I'd say it's about time I did a book review. It has been a summer of heavy reading: I've bulldozed through the Shakespearean tragedies of King Lear, Hamlet, Othello, and Macbeth. I greatly enjoyed Icelandic crime fiction novelist Arnauldur Indriadson's Hypothermia, and presently I am working my way through Dante's Divine Comedy. So the winner of today's book review blog post is...

If you guessed "none of the above", you'd be right.

James Runcie remains one of the great treasures of literary minds today. I stumbled across his Sidney Chambers and the Shadow of Death three years ago and was taken with how delightfully well-written this gentlemanly clergyman cozy mystery was framed. After cutting my teeth on detective fiction novel after novel, it was a refreshing change of pace to come across a book with a general story arc connected by six loosely threaded short stories with the same core main characters. I have since devoured his following three books in the Grantchester Mysteries, bringing us through this year's edition, Sidney Chambers and the Forgiveness of Sins. (In fact, if you have avoided Grantchester on PBS to enjoy the spirit of these stories on the small screen, I seriously question your choice of cultural entertainment)

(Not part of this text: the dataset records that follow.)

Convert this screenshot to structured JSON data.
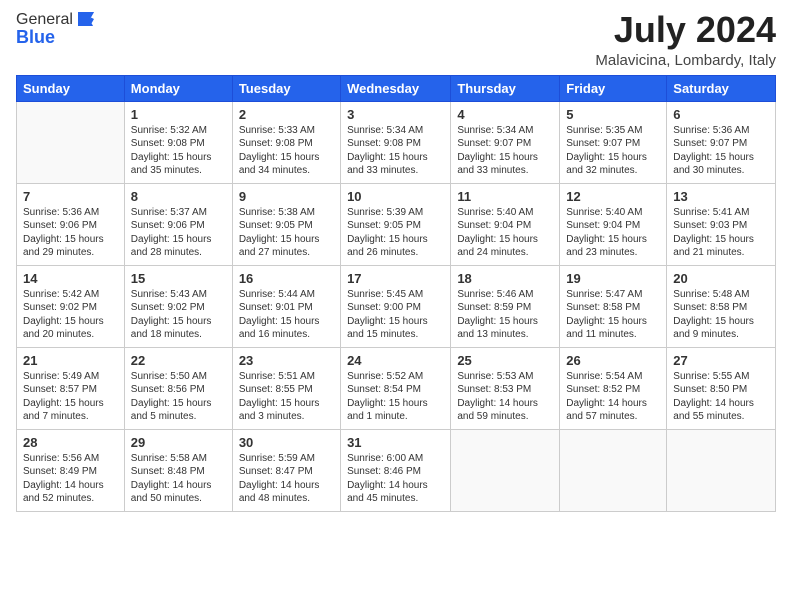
{
  "logo": {
    "general": "General",
    "blue": "Blue"
  },
  "title": "July 2024",
  "subtitle": "Malavicina, Lombardy, Italy",
  "days_of_week": [
    "Sunday",
    "Monday",
    "Tuesday",
    "Wednesday",
    "Thursday",
    "Friday",
    "Saturday"
  ],
  "weeks": [
    [
      {
        "day": "",
        "info": ""
      },
      {
        "day": "1",
        "info": "Sunrise: 5:32 AM\nSunset: 9:08 PM\nDaylight: 15 hours\nand 35 minutes."
      },
      {
        "day": "2",
        "info": "Sunrise: 5:33 AM\nSunset: 9:08 PM\nDaylight: 15 hours\nand 34 minutes."
      },
      {
        "day": "3",
        "info": "Sunrise: 5:34 AM\nSunset: 9:08 PM\nDaylight: 15 hours\nand 33 minutes."
      },
      {
        "day": "4",
        "info": "Sunrise: 5:34 AM\nSunset: 9:07 PM\nDaylight: 15 hours\nand 33 minutes."
      },
      {
        "day": "5",
        "info": "Sunrise: 5:35 AM\nSunset: 9:07 PM\nDaylight: 15 hours\nand 32 minutes."
      },
      {
        "day": "6",
        "info": "Sunrise: 5:36 AM\nSunset: 9:07 PM\nDaylight: 15 hours\nand 30 minutes."
      }
    ],
    [
      {
        "day": "7",
        "info": "Sunrise: 5:36 AM\nSunset: 9:06 PM\nDaylight: 15 hours\nand 29 minutes."
      },
      {
        "day": "8",
        "info": "Sunrise: 5:37 AM\nSunset: 9:06 PM\nDaylight: 15 hours\nand 28 minutes."
      },
      {
        "day": "9",
        "info": "Sunrise: 5:38 AM\nSunset: 9:05 PM\nDaylight: 15 hours\nand 27 minutes."
      },
      {
        "day": "10",
        "info": "Sunrise: 5:39 AM\nSunset: 9:05 PM\nDaylight: 15 hours\nand 26 minutes."
      },
      {
        "day": "11",
        "info": "Sunrise: 5:40 AM\nSunset: 9:04 PM\nDaylight: 15 hours\nand 24 minutes."
      },
      {
        "day": "12",
        "info": "Sunrise: 5:40 AM\nSunset: 9:04 PM\nDaylight: 15 hours\nand 23 minutes."
      },
      {
        "day": "13",
        "info": "Sunrise: 5:41 AM\nSunset: 9:03 PM\nDaylight: 15 hours\nand 21 minutes."
      }
    ],
    [
      {
        "day": "14",
        "info": "Sunrise: 5:42 AM\nSunset: 9:02 PM\nDaylight: 15 hours\nand 20 minutes."
      },
      {
        "day": "15",
        "info": "Sunrise: 5:43 AM\nSunset: 9:02 PM\nDaylight: 15 hours\nand 18 minutes."
      },
      {
        "day": "16",
        "info": "Sunrise: 5:44 AM\nSunset: 9:01 PM\nDaylight: 15 hours\nand 16 minutes."
      },
      {
        "day": "17",
        "info": "Sunrise: 5:45 AM\nSunset: 9:00 PM\nDaylight: 15 hours\nand 15 minutes."
      },
      {
        "day": "18",
        "info": "Sunrise: 5:46 AM\nSunset: 8:59 PM\nDaylight: 15 hours\nand 13 minutes."
      },
      {
        "day": "19",
        "info": "Sunrise: 5:47 AM\nSunset: 8:58 PM\nDaylight: 15 hours\nand 11 minutes."
      },
      {
        "day": "20",
        "info": "Sunrise: 5:48 AM\nSunset: 8:58 PM\nDaylight: 15 hours\nand 9 minutes."
      }
    ],
    [
      {
        "day": "21",
        "info": "Sunrise: 5:49 AM\nSunset: 8:57 PM\nDaylight: 15 hours\nand 7 minutes."
      },
      {
        "day": "22",
        "info": "Sunrise: 5:50 AM\nSunset: 8:56 PM\nDaylight: 15 hours\nand 5 minutes."
      },
      {
        "day": "23",
        "info": "Sunrise: 5:51 AM\nSunset: 8:55 PM\nDaylight: 15 hours\nand 3 minutes."
      },
      {
        "day": "24",
        "info": "Sunrise: 5:52 AM\nSunset: 8:54 PM\nDaylight: 15 hours\nand 1 minute."
      },
      {
        "day": "25",
        "info": "Sunrise: 5:53 AM\nSunset: 8:53 PM\nDaylight: 14 hours\nand 59 minutes."
      },
      {
        "day": "26",
        "info": "Sunrise: 5:54 AM\nSunset: 8:52 PM\nDaylight: 14 hours\nand 57 minutes."
      },
      {
        "day": "27",
        "info": "Sunrise: 5:55 AM\nSunset: 8:50 PM\nDaylight: 14 hours\nand 55 minutes."
      }
    ],
    [
      {
        "day": "28",
        "info": "Sunrise: 5:56 AM\nSunset: 8:49 PM\nDaylight: 14 hours\nand 52 minutes."
      },
      {
        "day": "29",
        "info": "Sunrise: 5:58 AM\nSunset: 8:48 PM\nDaylight: 14 hours\nand 50 minutes."
      },
      {
        "day": "30",
        "info": "Sunrise: 5:59 AM\nSunset: 8:47 PM\nDaylight: 14 hours\nand 48 minutes."
      },
      {
        "day": "31",
        "info": "Sunrise: 6:00 AM\nSunset: 8:46 PM\nDaylight: 14 hours\nand 45 minutes."
      },
      {
        "day": "",
        "info": ""
      },
      {
        "day": "",
        "info": ""
      },
      {
        "day": "",
        "info": ""
      }
    ]
  ]
}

This most recent work is a beauty of a page turner without feeling too quick of a pace. Runcie, the son of former (1980-1991) Archbishop of Canterbury, Robert Runcie, knows the world of the Church of England clergyman. He portrays Chambers as a gentle, knowledgeable soul with a discernible love of his parishioners, a desire to see the best in others, and an ability to pull secrets out of others when the police can't.

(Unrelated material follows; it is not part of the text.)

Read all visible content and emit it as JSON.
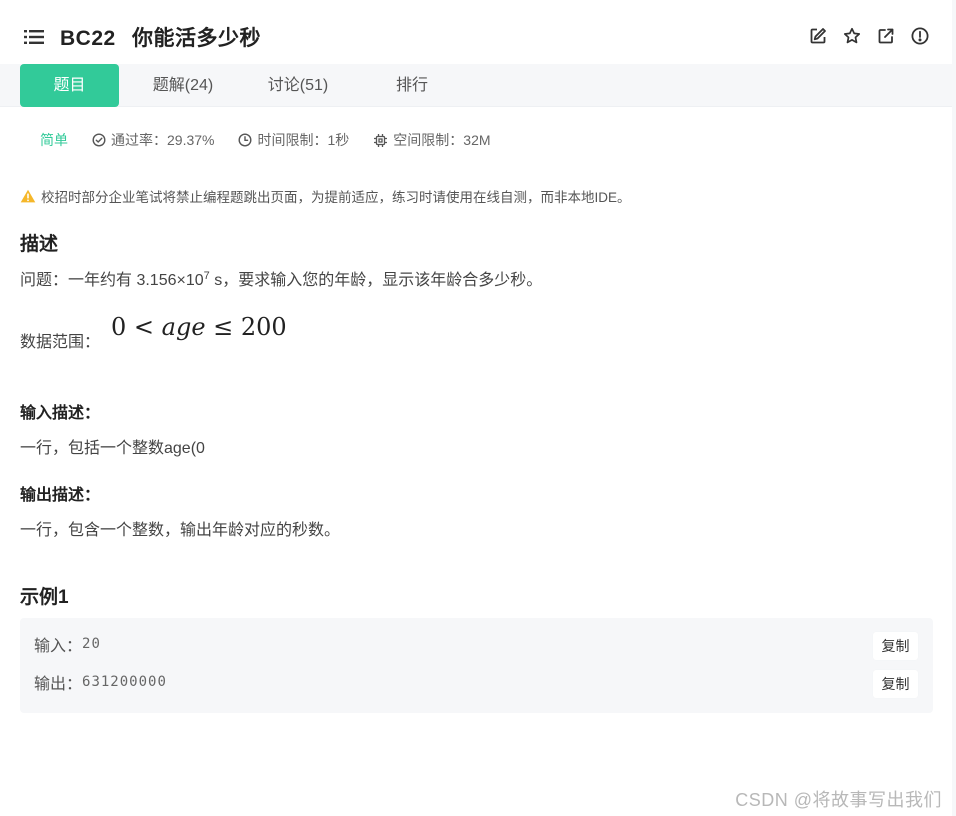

When the series began, Sidney Chambers was 32 and unmarried. Now, having navigated through the undulations of his friendship with Amanda Kendall, marriage to German widow Hildegard Staunton, and tense moments with Inspector Geordie Keating, Sidney is moving through mid-life with wife and daughter and accepts a promotion as Archdeacon of Ely, taking him from the small town of Grantchester where he had served.

Runcie continues his classy and lyrical prose, drawing the reader into the world of Britain's metamorphosis from Elizabeth II's coronation onward. One thing I've greatly enjoyed is how Runcie paints the labors of sleuthing on the canvas of the times. Whereas today is an age when people are all too eager to share everything about themselves through social media--whether it be getting tickets to a ball game or about laughing Coke through their nose at lunch--in Chambers' day, folks were more reserved about divulging private details. Too much openness could be rude. It is an age when homosexuality was still prosecuted and racism was ugly in small towns. Runcie brings these realities to bear in his stories, brushing in (along the way) Sidney's experiences in historical events as the Berlin Wall goes up, C.S. Lewis is laid to rest, and England wins the 1966 World Cup.

In the meantime, Sidney finds time to help investigate the apparent murder of a Russian musician, the domestic abuse of a country hostess, poison pen letters to his friend Amanda, the "accidental" death of a Cambridge musician under the weight of a piano, a blown-up science wing of a school, and the theft of a painting during a Florentine vacation.

The fiction is always gripping, but there is much realism that draws the reader in. Sidney struggles with the obsession of sleuthing that he neglects much of his parish duties, not to mention his family, leading to a confrontation with Hildegard. His foibles and flaws, far from leading to disgust, are drawn for the sake of authenticity. This is a man who struggles with his priorities, who knows he is a priest swimming in a desperate current (sometimes of his own making), but one who desires to be a good man seeking to bring faith and hope to those under his care.

In short, the cozy mystery with the British gentleman detective is back in full force. One could call it "Father Brown meets the changing tides of British culture" but truly Runcie has done more than merely dovetail what has come before. He has created an emerging tradition of humane suspense within the fabric of period mystery and drama, and one that deserves the highest accolades.

And I guarantee it is an effort I will hail again at this time next year when the fifth volume in the Grantchester Mysteries arrives. Thank you, James, in advance.